I am particularly unhappy about the Arthur/Armitage relationship. It would seem that Armitage's main function is to show the impotence of liberalism when faced with totalitarianism. Are all liberal artists gutless incompetents when faced with an opportunity to obstruct with purpose or create a practical system? The closest hint of challenge came when Armitage suggested a deputy president. Both Armitage and Mr Bowen back down too soon whenever there is a chance of a revealing confrontation.
It was mentioned earlier that the theme should not be strange to us. There are clear echoes of at least The Shape of Things to Come, Lord of the Flies, Brave New World, 1984, Fahrenheit 451 and Marat/Sade. The play owes a good deal to these and has also inherited their facile pessimism.
The acting was not outstanding but was nevertheless quite adequate.

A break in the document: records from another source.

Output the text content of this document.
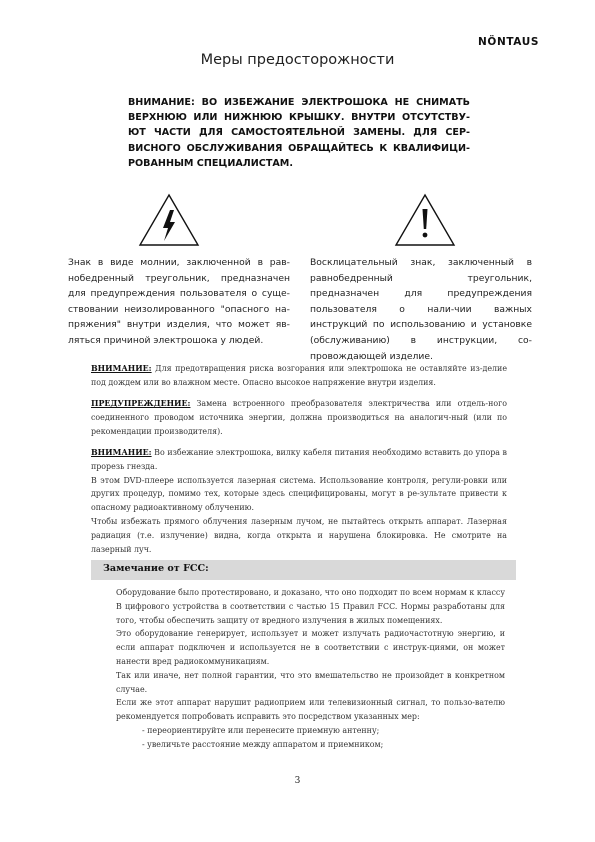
NÖNTAUS
Меры предосторожности
ВНИМАНИЕ: ВО ИЗБЕЖАНИЕ ЭЛЕКТРОШОКА НЕ СНИМАТЬ ВЕРХНЮЮ ИЛИ НИЖНЮЮ КРЫШКУ. ВНУТРИ ОТСУТСТВУ-ЮТ ЧАСТИ ДЛЯ САМОСТОЯТЕЛЬНОЙ ЗАМЕНЫ. ДЛЯ СЕР-ВИСНОГО ОБСЛУЖИВАНИЯ ОБРАЩАЙТЕСЬ К КВАЛИФИЦИ-РОВАННЫМ СПЕЦИАЛИСТАМ.
Знак в виде молнии, заключенной в рав-нобедренный треугольник, предназначен для предупреждения пользователя о суще-ствовании неизолированного "опасного на-пряжения" внутри изделия, что может яв-ляться причиной электрошока у людей.
Восклицательный знак, заключенный в равнобедренный треугольник, предназначен для предупреждения пользователя о нали-чии важных инструкций по использованию и установке (обслуживанию) в инструкции, со-провождающей изделие.

ВНИМАНИЕ: Для предотвращения риска возгорания или электрошока не оставляйте из-делие под дождем или во влажном месте. Опасно высокое напряжение внутри изделия.

ПРЕДУПРЕЖДЕНИЕ: Замена встроенного преобразователя электричества или отдель-ного соединенного проводом источника энергии, должна производиться на аналогич-ный (или по рекомендации производителя).

ВНИМАНИЕ: Во избежание электрошока, вилку кабеля питания необходимо вставить до упора в прорезь гнезда.

В этом DVD-плеере используется лазерная система. Использование контроля, регули-ровки или других процедур, помимо тех, которые здесь специфицированы, могут в ре-зультате привести к опасному радиоактивному облучению.

Чтобы избежать прямого облучения лазерным лучом, не пытайтесь открыть аппарат. Лазерная радиация (т.е. излучение) видна, когда открыта и нарушена блокировка. Не смотрите на лазерный луч.

Замечание от FCC:

Оборудование было протестировано, и доказано, что оно подходит по всем нормам к классу В цифрового устройства в соответствии с частью 15 Правил FCC. Нормы разработаны для того, чтобы обеспечить защиту от вредного излучения в жилых помещениях.

Это оборудование генерирует, использует и может излучать радиочастотную энергию, и если аппарат подключен и используется не в соответствии с инструк-циями, он может нанести вред радиокоммуникациям.

Так или иначе, нет полной гарантии, что это вмешательство не произойдет в конкретном случае.

Если же этот аппарат нарушит радиоприем или телевизионный сигнал, то пользо-вателю рекомендуется попробовать исправить это посредством указанных мер:

- переориентируйте или перенесите приемную антенну;

- увеличьте расстояние между аппаратом и приемником;

3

Richard Perrott as Arthur used a strong voice in a rather monotonous staccato style which was the basis of an authoritative stage presence. Chris Cottingham was even feebler than Armitage might have been but such laughs as there were came from his moments of characterisation. The group raft scenes in rough seas and during the squid episode were imaginatively directed and all nine of the main actors gave a cohesive performance at such times. Of the smaller parts, Geraldine Whyte gave a finely affected voice to the actress. Rod Jenkins maintained a good straight part as the lecturer.

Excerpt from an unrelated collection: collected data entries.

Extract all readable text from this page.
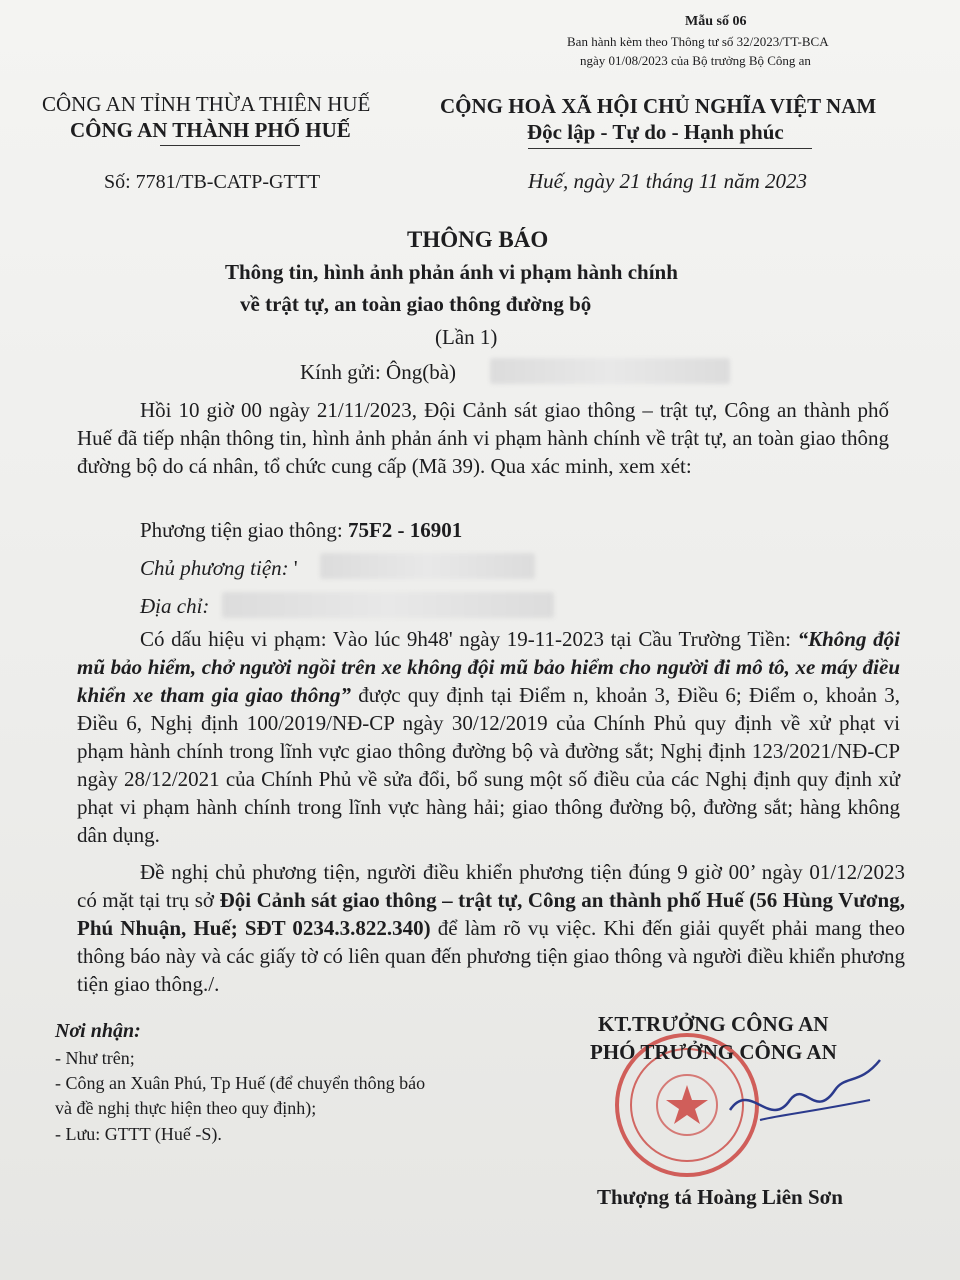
Mẫu số 06
Ban hành kèm theo Thông tư số 32/2023/TT-BCA
ngày 01/08/2023 của Bộ trưởng Bộ Công an
CÔNG AN TỈNH THỪA THIÊN HUẾ
CÔNG AN THÀNH PHỐ HUẾ
CỘNG HOÀ XÃ HỘI CHỦ NGHĨA VIỆT NAM
Độc lập - Tự do - Hạnh phúc
Số: 7781/TB-CATP-GTTT	Huế, ngày 21 tháng 11 năm 2023
THÔNG BÁO
Thông tin, hình ảnh phản ánh vi phạm hành chính
về trật tự, an toàn giao thông đường bộ
(Lần 1)
Kính gửi: Ông(bà)
Hồi 10 giờ 00 ngày 21/11/2023, Đội Cảnh sát giao thông – trật tự, Công an thành phố Huế đã tiếp nhận thông tin, hình ảnh phản ánh vi phạm hành chính về trật tự, an toàn giao thông đường bộ do cá nhân, tổ chức cung cấp (Mã 39). Qua xác minh, xem xét:
Phương tiện giao thông: 75F2 - 16901
Chủ phương tiện: '
Địa chỉ:
Có dấu hiệu vi phạm: Vào lúc 9h48' ngày 19-11-2023 tại Cầu Trường Tiền: “Không đội mũ bảo hiểm, chở người ngồi trên xe không đội mũ bảo hiểm cho người đi mô tô, xe máy điều khiển xe tham gia giao thông” được quy định tại Điểm n, khoản 3, Điều 6; Điểm o, khoản 3, Điều 6, Nghị định 100/2019/NĐ-CP ngày 30/12/2019 của Chính Phủ quy định về xử phạt vi phạm hành chính trong lĩnh vực giao thông đường bộ và đường sắt; Nghị định 123/2021/NĐ-CP ngày 28/12/2021 của Chính Phủ về sửa đổi, bổ sung một số điều của các Nghị định quy định xử phạt vi phạm hành chính trong lĩnh vực hàng hải; giao thông đường bộ, đường sắt; hàng không dân dụng.
Đề nghị chủ phương tiện, người điều khiển phương tiện đúng 9 giờ 00’ ngày 01/12/2023 có mặt tại trụ sở Đội Cảnh sát giao thông – trật tự, Công an thành phố Huế (56 Hùng Vương, Phú Nhuận, Huế; SĐT 0234.3.822.340) để làm rõ vụ việc. Khi đến giải quyết phải mang theo thông báo này và các giấy tờ có liên quan đến phương tiện giao thông và người điều khiển phương tiện giao thông./.
Nơi nhận:
- Như trên;
- Công an Xuân Phú, Tp Huế (để chuyển thông báo
và đề nghị thực hiện theo quy định);
- Lưu: GTTT (Huế -S).
KT.TRƯỞNG CÔNG AN
PHÓ TRƯỞNG CÔNG AN
Thượng tá Hoàng Liên Sơn
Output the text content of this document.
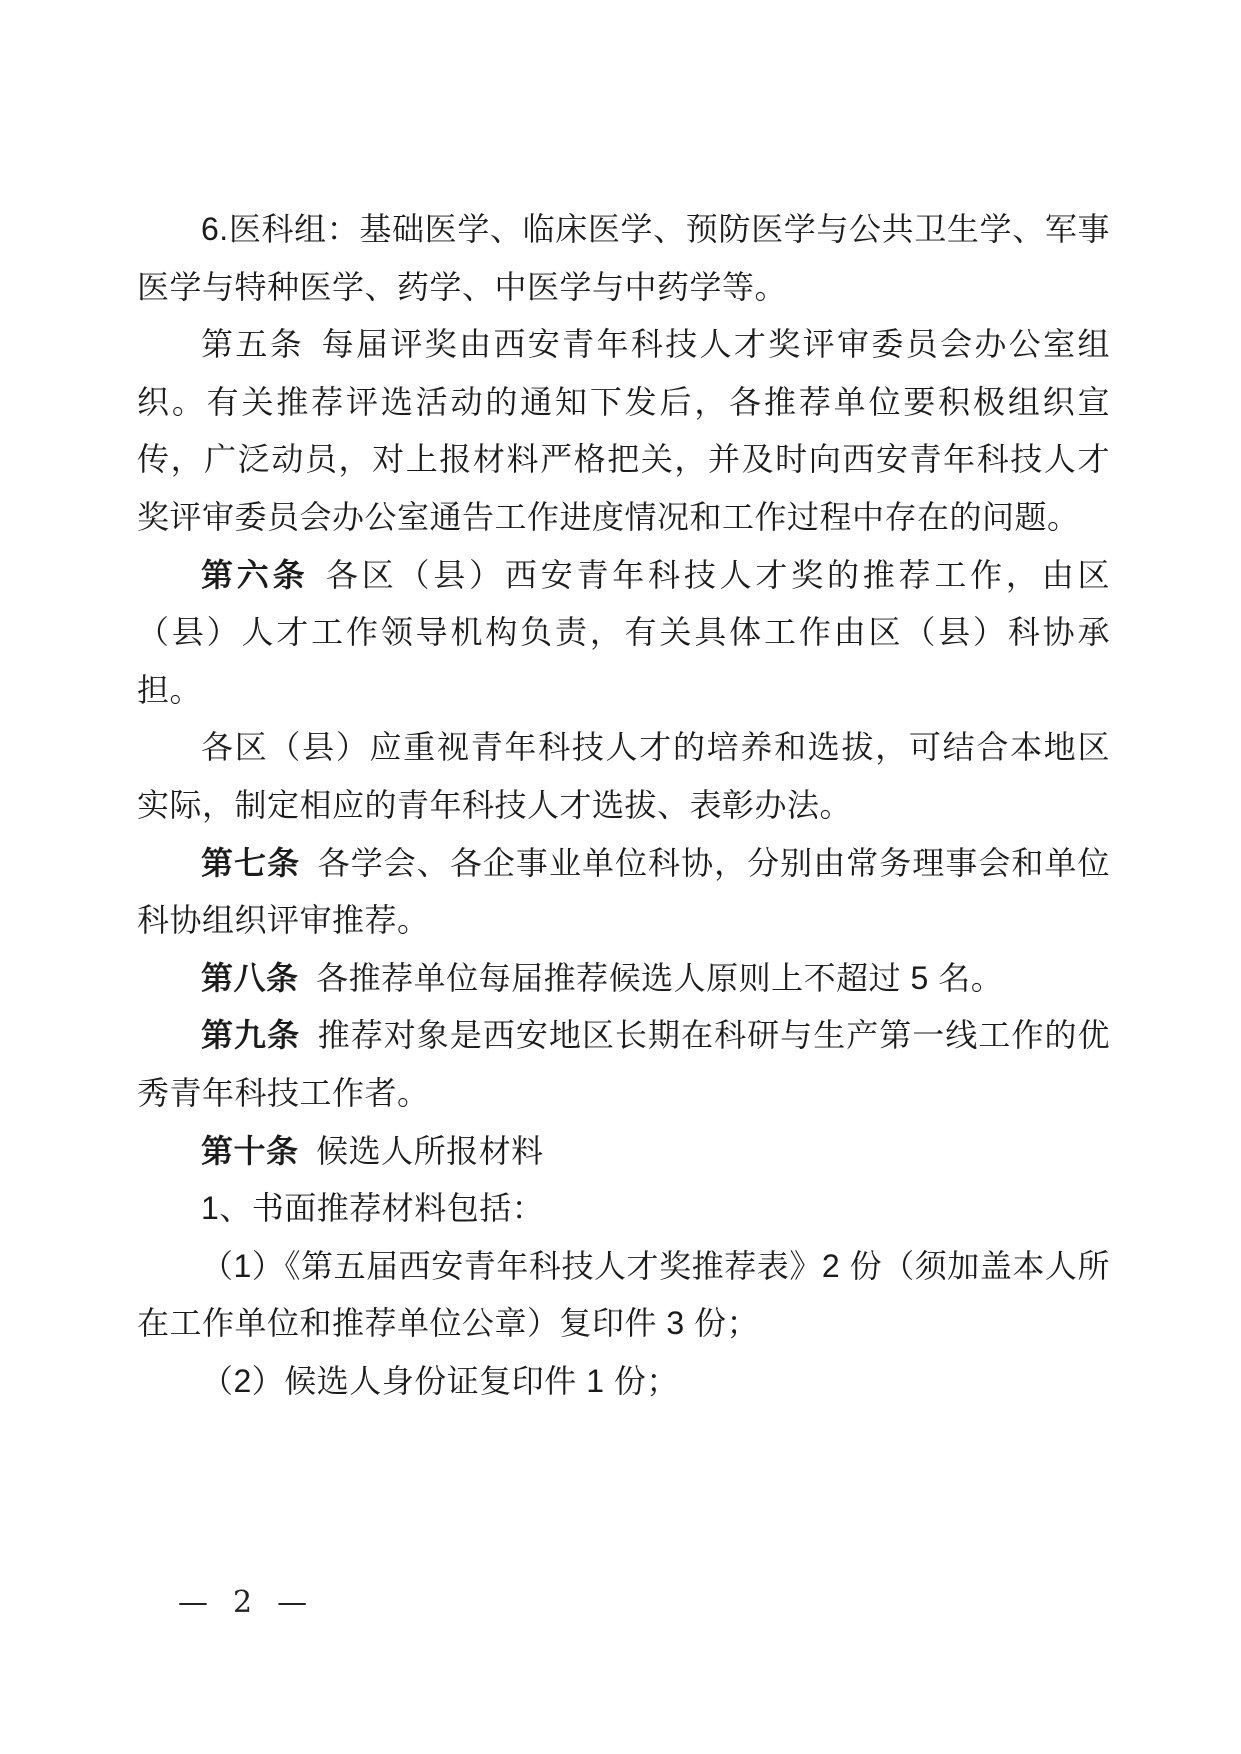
6.医科组：基础医学、临床医学、预防医学与公共卫生学、军事医学与特种医学、药学、中医学与中药学等。

第五条 每届评奖由西安青年科技人才奖评审委员会办公室组织。有关推荐评选活动的通知下发后，各推荐单位要积极组织宣传，广泛动员，对上报材料严格把关，并及时向西安青年科技人才奖评审委员会办公室通告工作进度情况和工作过程中存在的问题。

第六条 各区（县）西安青年科技人才奖的推荐工作，由区（县）人才工作领导机构负责，有关具体工作由区（县）科协承担。

各区（县）应重视青年科技人才的培养和选拔，可结合本地区实际，制定相应的青年科技人才选拔、表彰办法。

第七条 各学会、各企事业单位科协，分别由常务理事会和单位科协组织评审推荐。

第八条 各推荐单位每届推荐候选人原则上不超过 5 名。

第九条 推荐对象是西安地区长期在科研与生产第一线工作的优秀青年科技工作者。

第十条 候选人所报材料

1、书面推荐材料包括：

（1）《第五届西安青年科技人才奖推荐表》2 份（须加盖本人所在工作单位和推荐单位公章）复印件 3 份；

（2）候选人身份证复印件 1 份；

— 2 —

The producer Pamela Hewes has here a clean-cut and effective performance which definitely deserves better houses than it has been getting.

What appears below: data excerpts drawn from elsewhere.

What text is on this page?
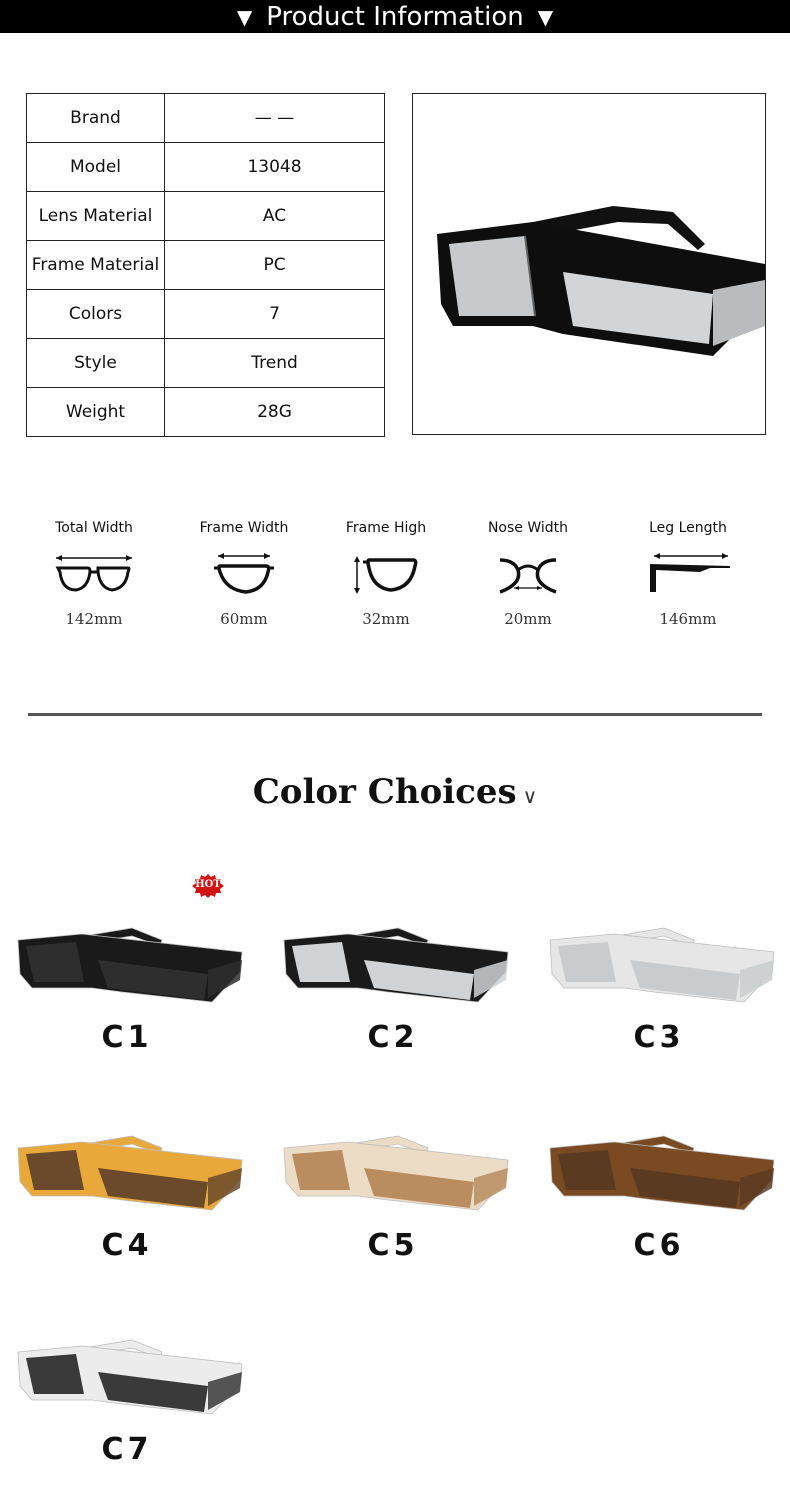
▼ Product Information ▼
Brand	— —
Model	13048
Lens Material	AC
Frame Material	PC
Colors	7
Style	Trend
Weight	28G
Total Width
142mm
Frame Width
60mm
Frame High
32mm
Nose Width
20mm
Leg Length
146mm
Color Choices ∨
HOT
C1	C2	C3
C4	C5	C6
C7
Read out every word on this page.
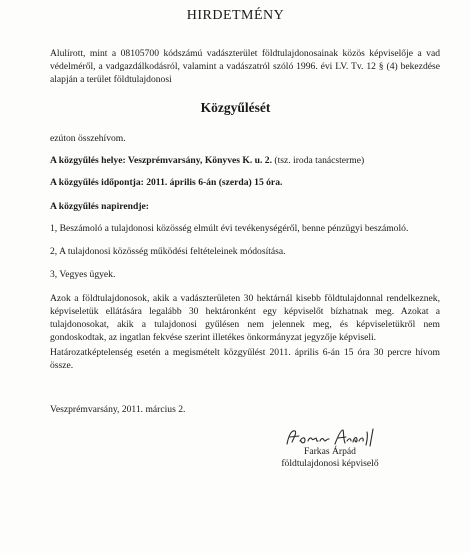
HIRDETMÉNY
Alulírott, mint a 08105700 kódszámú vadászterület földtulajdonosainak közös képviselője a vad védelméről, a vadgazdálkodásról, valamint a vadászatról szóló 1996. évi LV. Tv. 12 § (4) bekezdése alapján a terület földtulajdonosi
Közgyűlését
ezúton összehívom.
A közgyűlés helye: Veszprémvarsány, Könyves K. u. 2. (tsz. iroda tanácsterme)
A közgyűlés időpontja: 2011. április 6-án (szerda) 15 óra.
A közgyűlés napirendje:
1, Beszámoló a tulajdonosi közösség elmúlt évi tevékenységéről, benne pénzügyi beszámoló.
2, A tulajdonosi közösség működési feltételeinek módosítása.
3, Vegyes ügyek.
Azok a földtulajdonosok, akik a vadászterületen 30 hektárnál kisebb földtulajdonnal rendelkeznek, képviseletük ellátására legalább 30 hektáronként egy képviselőt bízhatnak meg. Azokat a tulajdonosokat, akik a tulajdonosi gyűlésen nem jelennek meg, és képviseletükről nem gondoskodtak, az ingatlan fekvése szerint illetékes önkormányzat jegyzője képviseli.
Határozatképtelenség esetén a megismételt közgyűlést 2011. április 6-án 15 óra 30 percre hívom össze.
Veszprémvarsány, 2011. március 2.
Farkas Árpád
földtulajdonosi képviselő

Because he has grown up amid moral permissiveness run riot, Arthur, the young anti-hero of "Tango", the next Downstage production, finds life "nothing but a brothel where anything goes and nothing works". This latter-day Hamlet feels that he is born to put it right be is himself destroyed in the attempt. Slawomir Mrozek, the author of Tango", has written a parable for the times in this brilliant, savagely funny play, hwcih has been acclaimed all over the world.
The Downstage production, directed by Nola Millar and designed by Grant Tilly, opens at the Star Boating Club on Wednesday August 13.
The plum part of the son has fallen to John Banas who recently appeared in "All's Well that Ends Well" and the revival of "The Zoo Story". Fresh from his success as Pierre in the New Theatre's "War and Peace", Ian Watkin, plays the father of the boy, and Nancy krinkel his mother. Ginette Lewis and Lewis Rowe stepped straight from the boards of "Rosencrants and Guildenstern are Dead" into rehearsals for "Tango". They represent the oldest generation who won their own Bohemian spurs by dancing the tango and thus defying all conventions in hteir day. Peter Sim complete the cast at the neo-Fascist butler who wrests supreme power when Arthur falls.
• Terence Taylor's photo shows John Bands as Arthur and Ginette McDonald as Ala.